Granulocyte colony–stimulating factor–mobilized peripheral blood stem cells in β-thalassemia patients: kinetics of mobilization and composition of apheresis product

β-Thalassemias are often associated with bone marrow expansion and immunomodulation in terms of lymphocyte subsets and cytokine levels in the peripheral blood. The mobilization of peripheral blood stem cells (PBSC) by cytokines in such a background has not been reported.
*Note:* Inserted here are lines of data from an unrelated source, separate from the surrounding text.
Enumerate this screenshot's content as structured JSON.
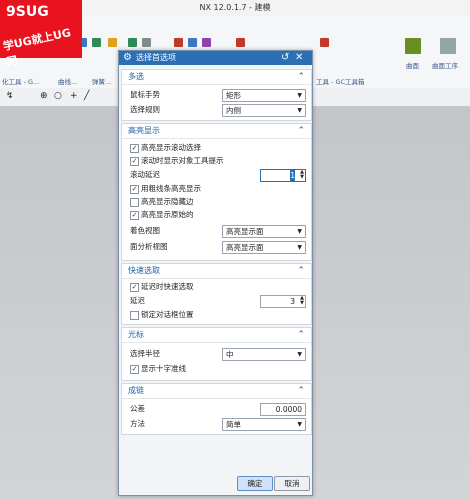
{
  "window": {
    "title": "NX 12.0.1.7 - 建模"
  },
  "watermark": {
    "line1": "9SUG",
    "line2": "学UG就上UG网"
  },
  "ribbon": {
    "group_labels": [
      "化工具 - G...",
      "曲线...",
      "弹簧...",
      "工具 - GC工具箱",
      "曲面",
      "曲面工序"
    ],
    "icon_colors": [
      "#2e8b57",
      "#3b78c2",
      "#c0392b",
      "#e0a21e",
      "#6b8e23",
      "#8e44ad"
    ]
  },
  "dialog": {
    "title": "选择首选项",
    "sections": {
      "multi": {
        "header": "多选",
        "gesture_label": "鼠标手势",
        "gesture_value": "矩形",
        "rule_label": "选择规则",
        "rule_value": "内侧"
      },
      "highlight": {
        "header": "高亮显示",
        "scroll_select": "高亮显示滚动选择",
        "tooltip": "滚动时显示对象工具提示",
        "delay_label": "滚动延迟",
        "delay_value": "1",
        "thick_line": "用粗线条高亮显示",
        "hidden_edges": "高亮显示隐藏边",
        "original": "高亮显示原始的",
        "shaded_label": "着色视图",
        "shaded_value": "高亮显示面",
        "analysis_label": "面分析视图",
        "analysis_value": "高亮显示面"
      },
      "quick": {
        "header": "快速选取",
        "delayed": "延迟时快速选取",
        "delay_label": "延迟",
        "delay_value": "3",
        "lock": "锁定对话框位置"
      },
      "cursor": {
        "header": "光标",
        "radius_label": "选择半径",
        "radius_value": "中",
        "crosshair": "显示十字准线"
      },
      "chain": {
        "header": "成链",
        "tol_label": "公差",
        "tol_value": "0.0000",
        "method_label": "方法",
        "method_value": "简单"
      }
    },
    "buttons": {
      "ok": "确定",
      "cancel": "取消"
    }
  }
}
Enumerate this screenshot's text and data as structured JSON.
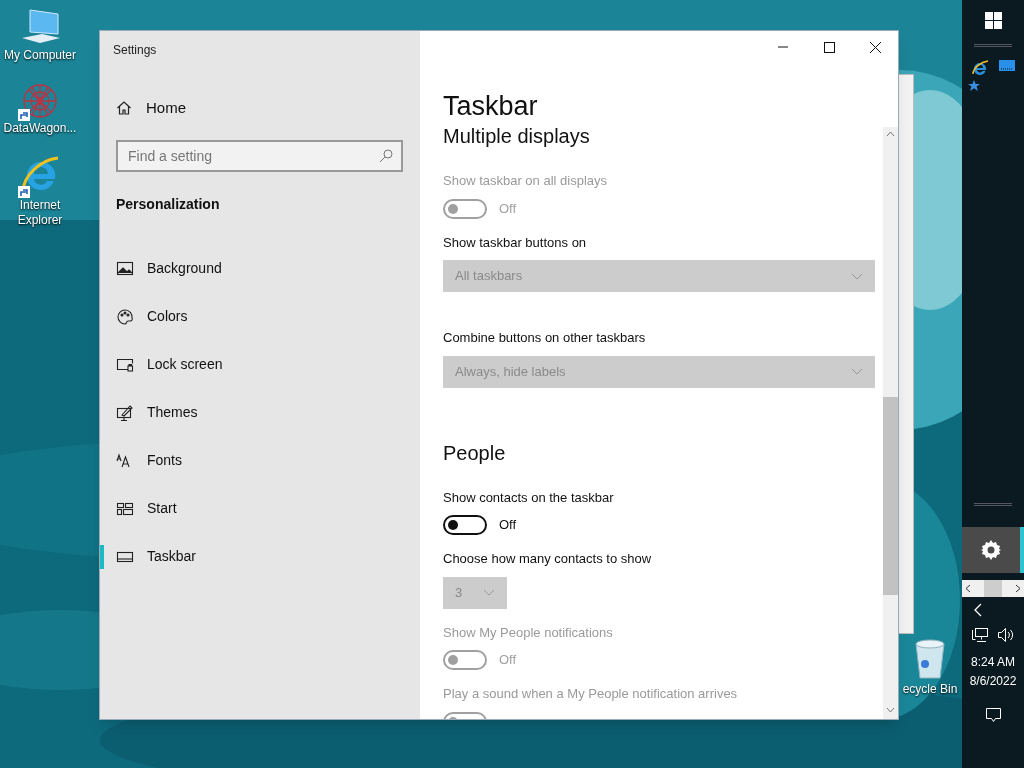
{
  "desktop_icons": [
    {
      "label": "My Computer",
      "kind": "computer",
      "shortcut": false
    },
    {
      "label": "DataWagon...",
      "kind": "network",
      "shortcut": true
    },
    {
      "label": "Internet Explorer",
      "kind": "browser",
      "shortcut": true
    }
  ],
  "recycle_bin": {
    "label": "ecycle Bin"
  },
  "window": {
    "title": "Settings"
  },
  "sidebar": {
    "home": "Home",
    "search": {
      "placeholder": "Find a setting"
    },
    "section": "Personalization",
    "items": [
      {
        "label": "Background",
        "selected": false
      },
      {
        "label": "Colors",
        "selected": false
      },
      {
        "label": "Lock screen",
        "selected": false
      },
      {
        "label": "Themes",
        "selected": false
      },
      {
        "label": "Fonts",
        "selected": false
      },
      {
        "label": "Start",
        "selected": false
      },
      {
        "label": "Taskbar",
        "selected": true
      }
    ]
  },
  "content": {
    "title": "Taskbar",
    "sections": [
      {
        "heading": "Multiple displays",
        "settings": [
          {
            "kind": "toggle",
            "label": "Show taskbar on all displays",
            "on": false,
            "disabled": true,
            "state_text": "Off"
          },
          {
            "kind": "dropdown",
            "label": "Show taskbar buttons on",
            "value": "All taskbars",
            "disabled": true
          },
          {
            "kind": "dropdown",
            "label": "Combine buttons on other taskbars",
            "value": "Always, hide labels",
            "disabled": true
          }
        ]
      },
      {
        "heading": "People",
        "settings": [
          {
            "kind": "toggle",
            "label": "Show contacts on the taskbar",
            "on": false,
            "disabled": false,
            "state_text": "Off"
          },
          {
            "kind": "small_dropdown",
            "label": "Choose how many contacts to show",
            "value": "3",
            "disabled": true
          },
          {
            "kind": "toggle",
            "label": "Show My People notifications",
            "on": false,
            "disabled": true,
            "state_text": "Off"
          },
          {
            "kind": "toggle",
            "label": "Play a sound when a My People notification arrives",
            "on": false,
            "disabled": true
          }
        ]
      }
    ]
  },
  "taskbar": {
    "time": "8:24 AM",
    "date": "8/6/2022"
  }
}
If achieved, the apheresis product could be used as a stem cell back-up for β-thalassemia patients prior to bone marrow transplant. PBSC collection may also become a means for providing stem and progenitor cells for gene manipulation and therapy of this disorder. The aim of the study was to assess the administration of G-CSF in mobilizing stem and progenitor cells in these patients and to compare the kinetics of CD34+ cells and lymphocyte subsets with those of healthy PBSC donors. Results showed that the CD34+ cells were effectively mobilized by G-CSF (10–16 μg/day per kg) in 20 thalassemia patients and 11 healthy donors. Although no significant difference was observed in levels of daily stem cell counts between the two groups of subjects, a 1 day delay in achieving peak levels of CD34+ cells was observed in the majority of thalassemia patients. The peak increase of CD34+ cells was 21.5- ± 6.1-fold and 30.8- ± 7.6-fold of the basal steady-state levels in thalassemia patients and healthy donors, respectively. Similar to the situation of healthy donors, G-CSF stimulated essentially the CD34+ cells and the myeloid lineage (granulocytes, monocytes) in thalassemia patients and had a slight effect on lymphocyte subsets (T-helper, T-suppressor, NK, and B cells) and activation (CD25, HLA-DR, and CD45RO). Compositions of the apheresis products, including CD34+CD38−, CD34+CD33+ and CD34+HLA-DR− cells, were similar in the two groups of subjects. Correlation studies showed that the level of CD34+ cells in the PB is a good indicator of that in the apheresis product (r = 0.88, p < 0.001). The study has demonstrated that under close monitoring of CD34+ cell levels in PB, the mobilization by G-CSF and collection of PBSC in β-thalassemia patients are feasible.